Le 5 juillet dernier, la Commission européenne a proposé une série de textes législatifs, complétant ainsi le pilier "ressources naturelles" de son Pacte Vert. Parmi ces propositions figurent le déjà controversé règlement sur les Nouvelles Techniques Génomiques, mais aussi une législation concernant la surveillance des sols.

Si le volet climat du Pacte Vert est quasiment bouclé, le pilier "ressources naturelles" doit, lui, encore être étoffé si l’UE veut respecter ses engagements des Stratégies "Biodiversité" et "De la ferme à la fourchette". C’est pourquoi la Commission européenne a publié le 5 juillet dernier une série de propositions de mesures afin de continuer la mise en œuvre de son Pacte Vert pour l’Europe. Pourtant, à un an des élections européennes, le sort de ces textes, pour certains très clivants et qui vont faire dans les mois à venir l’objet d’intenses négociations entre les Etats membres et au Parlement européen, reste en suspens. 

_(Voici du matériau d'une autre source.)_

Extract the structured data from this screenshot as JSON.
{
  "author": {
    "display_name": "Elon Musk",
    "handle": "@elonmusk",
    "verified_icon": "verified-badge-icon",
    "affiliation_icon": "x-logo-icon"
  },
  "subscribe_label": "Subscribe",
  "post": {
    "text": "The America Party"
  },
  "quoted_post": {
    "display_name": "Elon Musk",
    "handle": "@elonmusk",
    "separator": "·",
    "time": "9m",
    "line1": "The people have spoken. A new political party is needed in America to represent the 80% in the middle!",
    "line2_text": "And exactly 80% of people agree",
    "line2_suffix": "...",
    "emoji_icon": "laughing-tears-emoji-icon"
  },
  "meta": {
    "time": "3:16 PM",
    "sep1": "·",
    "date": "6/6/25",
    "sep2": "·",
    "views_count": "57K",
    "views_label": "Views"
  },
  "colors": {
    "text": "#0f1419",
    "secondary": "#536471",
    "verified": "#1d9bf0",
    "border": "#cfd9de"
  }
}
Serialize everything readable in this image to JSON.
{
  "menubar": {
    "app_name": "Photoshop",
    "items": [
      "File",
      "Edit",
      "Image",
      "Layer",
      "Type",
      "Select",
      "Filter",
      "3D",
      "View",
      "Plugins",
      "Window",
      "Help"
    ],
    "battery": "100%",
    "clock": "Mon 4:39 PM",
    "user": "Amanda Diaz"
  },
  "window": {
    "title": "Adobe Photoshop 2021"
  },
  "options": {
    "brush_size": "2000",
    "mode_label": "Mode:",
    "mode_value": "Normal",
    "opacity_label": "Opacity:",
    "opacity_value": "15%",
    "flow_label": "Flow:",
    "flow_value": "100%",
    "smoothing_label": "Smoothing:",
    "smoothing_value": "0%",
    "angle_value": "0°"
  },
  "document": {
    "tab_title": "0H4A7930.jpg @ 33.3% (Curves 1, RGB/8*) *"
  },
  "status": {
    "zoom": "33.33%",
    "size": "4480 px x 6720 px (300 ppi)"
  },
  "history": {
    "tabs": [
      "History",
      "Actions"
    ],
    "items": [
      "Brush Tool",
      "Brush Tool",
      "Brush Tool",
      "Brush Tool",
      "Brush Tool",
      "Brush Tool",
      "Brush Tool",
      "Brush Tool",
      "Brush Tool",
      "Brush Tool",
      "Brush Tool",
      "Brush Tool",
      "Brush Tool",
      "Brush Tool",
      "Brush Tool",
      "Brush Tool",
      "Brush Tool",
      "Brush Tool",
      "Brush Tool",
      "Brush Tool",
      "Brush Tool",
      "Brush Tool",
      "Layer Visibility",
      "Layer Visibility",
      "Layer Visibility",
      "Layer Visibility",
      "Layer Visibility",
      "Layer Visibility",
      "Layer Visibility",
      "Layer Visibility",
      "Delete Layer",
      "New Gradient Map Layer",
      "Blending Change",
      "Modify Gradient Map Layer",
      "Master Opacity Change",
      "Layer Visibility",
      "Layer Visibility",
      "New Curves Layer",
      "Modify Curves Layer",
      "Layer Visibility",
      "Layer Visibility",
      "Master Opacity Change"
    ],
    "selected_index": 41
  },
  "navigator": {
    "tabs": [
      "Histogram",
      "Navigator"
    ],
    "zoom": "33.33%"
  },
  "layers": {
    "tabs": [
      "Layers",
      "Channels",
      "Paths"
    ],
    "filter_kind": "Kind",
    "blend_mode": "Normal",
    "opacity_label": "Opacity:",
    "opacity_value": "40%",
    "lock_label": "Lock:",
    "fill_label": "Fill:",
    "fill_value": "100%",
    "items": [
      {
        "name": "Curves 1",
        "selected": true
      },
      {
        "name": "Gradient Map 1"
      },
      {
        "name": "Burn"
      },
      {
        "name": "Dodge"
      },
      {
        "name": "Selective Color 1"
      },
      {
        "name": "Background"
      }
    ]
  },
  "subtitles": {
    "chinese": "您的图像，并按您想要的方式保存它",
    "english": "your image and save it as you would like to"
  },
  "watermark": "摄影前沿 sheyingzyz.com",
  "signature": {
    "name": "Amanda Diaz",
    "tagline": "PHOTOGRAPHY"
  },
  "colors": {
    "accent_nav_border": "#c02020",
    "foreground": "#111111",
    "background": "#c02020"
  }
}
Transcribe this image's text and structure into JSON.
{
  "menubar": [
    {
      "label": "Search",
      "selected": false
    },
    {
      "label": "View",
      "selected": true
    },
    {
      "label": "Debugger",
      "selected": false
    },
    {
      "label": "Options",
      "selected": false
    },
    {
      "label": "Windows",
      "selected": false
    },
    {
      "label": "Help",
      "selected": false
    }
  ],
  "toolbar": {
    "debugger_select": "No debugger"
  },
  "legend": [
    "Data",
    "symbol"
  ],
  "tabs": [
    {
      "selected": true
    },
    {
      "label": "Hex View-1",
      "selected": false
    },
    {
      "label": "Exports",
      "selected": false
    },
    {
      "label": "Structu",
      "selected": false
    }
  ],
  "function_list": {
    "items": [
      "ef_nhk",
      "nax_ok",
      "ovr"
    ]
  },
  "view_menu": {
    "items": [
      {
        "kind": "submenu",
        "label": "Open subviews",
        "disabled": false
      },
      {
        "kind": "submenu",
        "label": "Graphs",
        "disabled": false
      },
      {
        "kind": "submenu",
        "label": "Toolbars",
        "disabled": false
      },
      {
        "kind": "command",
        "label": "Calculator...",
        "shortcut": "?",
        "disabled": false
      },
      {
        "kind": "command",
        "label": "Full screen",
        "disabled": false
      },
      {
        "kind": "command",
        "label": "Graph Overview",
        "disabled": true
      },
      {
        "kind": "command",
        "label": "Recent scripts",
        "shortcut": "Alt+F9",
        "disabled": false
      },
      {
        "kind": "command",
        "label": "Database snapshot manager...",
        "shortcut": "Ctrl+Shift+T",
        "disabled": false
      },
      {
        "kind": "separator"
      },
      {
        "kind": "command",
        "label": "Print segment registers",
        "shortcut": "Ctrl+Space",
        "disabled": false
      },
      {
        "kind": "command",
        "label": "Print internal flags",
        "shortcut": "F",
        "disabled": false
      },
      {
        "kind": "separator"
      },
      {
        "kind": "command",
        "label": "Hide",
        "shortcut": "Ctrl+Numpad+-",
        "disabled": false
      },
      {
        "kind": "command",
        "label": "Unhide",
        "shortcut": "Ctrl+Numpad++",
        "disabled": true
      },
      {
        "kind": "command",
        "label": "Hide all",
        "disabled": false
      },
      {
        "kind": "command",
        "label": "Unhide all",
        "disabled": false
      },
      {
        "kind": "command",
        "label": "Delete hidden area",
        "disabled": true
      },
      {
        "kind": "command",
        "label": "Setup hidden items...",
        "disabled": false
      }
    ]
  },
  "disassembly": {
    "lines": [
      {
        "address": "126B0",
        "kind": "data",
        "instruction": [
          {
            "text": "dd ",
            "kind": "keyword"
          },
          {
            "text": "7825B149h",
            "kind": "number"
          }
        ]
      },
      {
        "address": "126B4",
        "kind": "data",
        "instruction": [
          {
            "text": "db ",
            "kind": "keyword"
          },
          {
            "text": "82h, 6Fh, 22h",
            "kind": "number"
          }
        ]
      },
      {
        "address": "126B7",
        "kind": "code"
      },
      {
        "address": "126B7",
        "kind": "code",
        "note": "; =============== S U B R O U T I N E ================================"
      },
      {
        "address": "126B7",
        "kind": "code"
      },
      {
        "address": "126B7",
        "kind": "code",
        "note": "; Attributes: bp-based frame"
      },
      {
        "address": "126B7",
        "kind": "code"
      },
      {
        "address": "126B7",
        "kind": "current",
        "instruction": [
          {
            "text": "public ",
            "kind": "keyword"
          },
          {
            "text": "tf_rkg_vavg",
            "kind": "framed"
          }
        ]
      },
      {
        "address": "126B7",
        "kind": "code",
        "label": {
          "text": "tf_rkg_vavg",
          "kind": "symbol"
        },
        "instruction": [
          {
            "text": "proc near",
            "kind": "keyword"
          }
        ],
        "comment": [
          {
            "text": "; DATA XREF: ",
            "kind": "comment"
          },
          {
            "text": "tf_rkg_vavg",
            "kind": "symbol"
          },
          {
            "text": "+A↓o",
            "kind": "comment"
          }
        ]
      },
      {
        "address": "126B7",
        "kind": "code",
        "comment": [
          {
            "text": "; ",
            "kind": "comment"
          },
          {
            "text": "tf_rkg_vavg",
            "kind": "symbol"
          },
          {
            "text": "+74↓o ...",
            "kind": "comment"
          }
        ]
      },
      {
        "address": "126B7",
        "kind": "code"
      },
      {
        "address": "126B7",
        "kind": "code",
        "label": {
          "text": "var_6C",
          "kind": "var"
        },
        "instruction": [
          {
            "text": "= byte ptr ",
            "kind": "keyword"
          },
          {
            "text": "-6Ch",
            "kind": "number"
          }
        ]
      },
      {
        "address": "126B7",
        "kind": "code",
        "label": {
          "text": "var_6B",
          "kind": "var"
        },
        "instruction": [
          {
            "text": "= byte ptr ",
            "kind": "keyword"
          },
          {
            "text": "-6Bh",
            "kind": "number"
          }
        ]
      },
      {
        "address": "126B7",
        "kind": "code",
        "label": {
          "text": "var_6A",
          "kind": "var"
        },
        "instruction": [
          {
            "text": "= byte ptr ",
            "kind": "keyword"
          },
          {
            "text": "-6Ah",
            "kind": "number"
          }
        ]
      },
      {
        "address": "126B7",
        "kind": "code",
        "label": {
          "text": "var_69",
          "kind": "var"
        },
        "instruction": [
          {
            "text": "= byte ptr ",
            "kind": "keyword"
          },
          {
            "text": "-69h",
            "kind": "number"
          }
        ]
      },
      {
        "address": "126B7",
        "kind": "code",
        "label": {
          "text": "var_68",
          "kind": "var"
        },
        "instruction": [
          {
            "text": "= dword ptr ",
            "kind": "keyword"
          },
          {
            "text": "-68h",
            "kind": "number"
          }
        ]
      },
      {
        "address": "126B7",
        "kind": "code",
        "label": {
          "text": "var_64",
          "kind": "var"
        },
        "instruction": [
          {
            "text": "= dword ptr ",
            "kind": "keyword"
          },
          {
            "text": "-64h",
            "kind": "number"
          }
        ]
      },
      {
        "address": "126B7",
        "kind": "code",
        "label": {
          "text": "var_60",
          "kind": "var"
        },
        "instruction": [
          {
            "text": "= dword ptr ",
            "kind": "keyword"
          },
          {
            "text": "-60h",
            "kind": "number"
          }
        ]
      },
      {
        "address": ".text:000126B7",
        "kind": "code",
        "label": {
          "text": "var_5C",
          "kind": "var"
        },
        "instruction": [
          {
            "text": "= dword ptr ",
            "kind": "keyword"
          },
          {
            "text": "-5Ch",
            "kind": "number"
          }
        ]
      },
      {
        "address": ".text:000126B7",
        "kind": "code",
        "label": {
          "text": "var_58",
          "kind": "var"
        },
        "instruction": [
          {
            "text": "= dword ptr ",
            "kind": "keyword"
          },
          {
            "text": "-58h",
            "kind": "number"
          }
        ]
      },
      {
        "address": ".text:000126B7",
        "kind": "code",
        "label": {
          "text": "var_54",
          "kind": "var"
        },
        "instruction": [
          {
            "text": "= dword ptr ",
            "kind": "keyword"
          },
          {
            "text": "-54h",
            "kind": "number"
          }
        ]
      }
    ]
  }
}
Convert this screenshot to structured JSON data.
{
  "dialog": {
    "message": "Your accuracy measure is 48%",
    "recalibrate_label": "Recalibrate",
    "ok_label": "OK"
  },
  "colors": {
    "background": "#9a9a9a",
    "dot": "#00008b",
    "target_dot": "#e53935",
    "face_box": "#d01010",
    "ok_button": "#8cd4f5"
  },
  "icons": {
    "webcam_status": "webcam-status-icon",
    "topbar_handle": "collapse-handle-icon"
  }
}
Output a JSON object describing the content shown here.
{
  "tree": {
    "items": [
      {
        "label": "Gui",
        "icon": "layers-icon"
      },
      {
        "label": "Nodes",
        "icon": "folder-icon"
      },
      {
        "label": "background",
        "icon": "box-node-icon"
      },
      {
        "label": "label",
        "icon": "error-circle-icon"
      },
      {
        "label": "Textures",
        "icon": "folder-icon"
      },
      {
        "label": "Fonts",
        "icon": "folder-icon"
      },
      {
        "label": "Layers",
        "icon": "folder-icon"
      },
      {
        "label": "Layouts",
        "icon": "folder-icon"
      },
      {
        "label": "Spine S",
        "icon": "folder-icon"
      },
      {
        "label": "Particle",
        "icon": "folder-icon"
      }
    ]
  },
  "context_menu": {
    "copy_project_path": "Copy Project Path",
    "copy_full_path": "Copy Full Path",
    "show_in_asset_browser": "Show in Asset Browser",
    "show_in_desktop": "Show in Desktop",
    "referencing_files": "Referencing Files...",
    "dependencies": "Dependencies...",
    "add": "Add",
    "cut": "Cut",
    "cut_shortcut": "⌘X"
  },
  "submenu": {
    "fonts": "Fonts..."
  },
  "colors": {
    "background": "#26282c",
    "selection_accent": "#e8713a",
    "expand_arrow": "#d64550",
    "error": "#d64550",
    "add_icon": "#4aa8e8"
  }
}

Ce nouveau "paquet" comprend quatre propositions législatives :

•    Proposition de législation concernant la surveillance des sols : 

Partant du constat que 60 à 70% des sols de l'UE sont actuellement en mauvaise santé, soulignant les risques liés à l’érosion, mais également les coûts liés à la dégradation des sols, estimés à plus de 50 milliards d'euros par an, la Commission propose de fixer un cadre pour la surveillance des sols, ainsi qu’une définition commune de la "santé des sols" au niveau européen. Avec pour objectif ultime des sols de l'UE en bonne santé d'ici à 2050, conformément à l'ambition "zéro pollution" de l'UE. Beaucoup de marge de manœuvre est laissée aux Etats, notamment dans la définition des pratiques à mettre en œuvre par les gestionnaires des sols, dont les agriculteurs, et celles à interdire. L’absence d’objectifs intermédiaires contraignants ne correspond cependant pas aux ambitions de la Stratégie sur la santé des sols de 2021 et certaines parties prenantes regrettent une proposition qui ne permettra pas de se doter d'un cadre juridique européen comparable à ce qui existe pour l'eau et l'air.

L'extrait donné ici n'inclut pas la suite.